As someone who is on a limited budget I am always on the look out for cheap toys, great deals and new dog beds for the kids.
Recently at Meijer (http://www.meijer.com/) I was able to get two "crate" dog beds on clearance for $22 each.  The beds were large, washable, and nice and fuzzy for the kids.  These are to replace 2 of the ruined dog beds from the sewer back up.
They also had "buy one toy, get the second for $1" and I was able to get 2 of Moo's favorites toys.  Bulldogs are known to suckle on toys, and these are her favorites to do that to:
Whenever I can find these sheep I have to by them!
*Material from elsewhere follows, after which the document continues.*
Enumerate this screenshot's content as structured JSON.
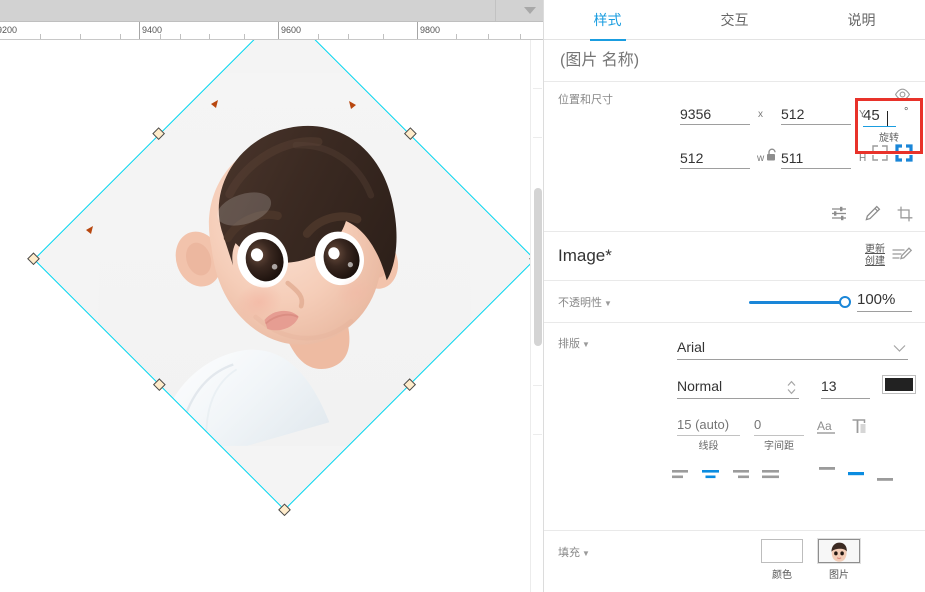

Moo will suck on them till they are soaked through wet and just destroyed.  Here she is sleeping with her pink sheep, so adorable isn't she?


My next FAVORITE shopping for a deal is doggyloot.com

This is like groupon for dogs.  Every day is something new, the items stay up for a few days or until sold out.


This is a screen grab of their site.  You can find them on twitter @doggyloot or the web
http://www.doggyloot.com/   and to the right is just one of  the awesome things I have ordered from them.  I order 2 braided Kong toys, a CASE of rice dog treats, Buddy Biscuits (fav's of my kids), a dog bed, wubba Kong toys, 4 - Tuff Enuff toys, and in all probably spent $165 total.  For all that!!! 
IT'S AWESOME!



This AWESOME guy is a Tuffy toy, http://www.amazon.com/Tuffys-Red-Alien-Lieutenant-Splock/dp/B0037LR7IW/ref=sr_1_27?ie=UTF8&qid=1344888638&sr=8-27&keywords=tuffy+toys+for+dogs  These aren't cheap but they are "tough" and last a long time, given you don't have a dog who sucks on everything.  My Moo sucked on his arms till they were destroyed. 


Another company that I  haven't tried yet but I hear is awesome (I love that word don't I?) is https://barkbox.com/  the cost varies and can be a monthly, 3 months, or 6 month plan.  Below are two pictures that are examples of what a box may contain.



Tuesday, July 3, 2012

Well it;s now hot in July and I'm sick!  Nothing like being sick for your birthday.  I have been off of work for a week and won't be going back till Thursday.  I have a sinus, ear, and throat infection along with bronchitis.  When I get sick, I get sick!

But my nurses have been at my side, on the left is Moo, the right is Mugsy with me in the middle.



Then Moo moved and cuddled up right by my side.


 Then, one morning Layla was a bad girl and attacked Moo because Moo looked at her while Mugsy was eating, Layla really has issues with food.  So Layla was put into a timeout for about an hour.  After that Layla would stand in my doorway, afraid to come in but wanting oh so badly to be close to me.  Well I feel asleep, and when I woke up, she was right next to me like this.   Could you still be mad at that face?  Nope, me neither.

Tuesday, June 26, 2012


Moo, the crazy child, decided one night, to sleep on my pillow, right up against me.  This was the shot.  She is such a silly girl.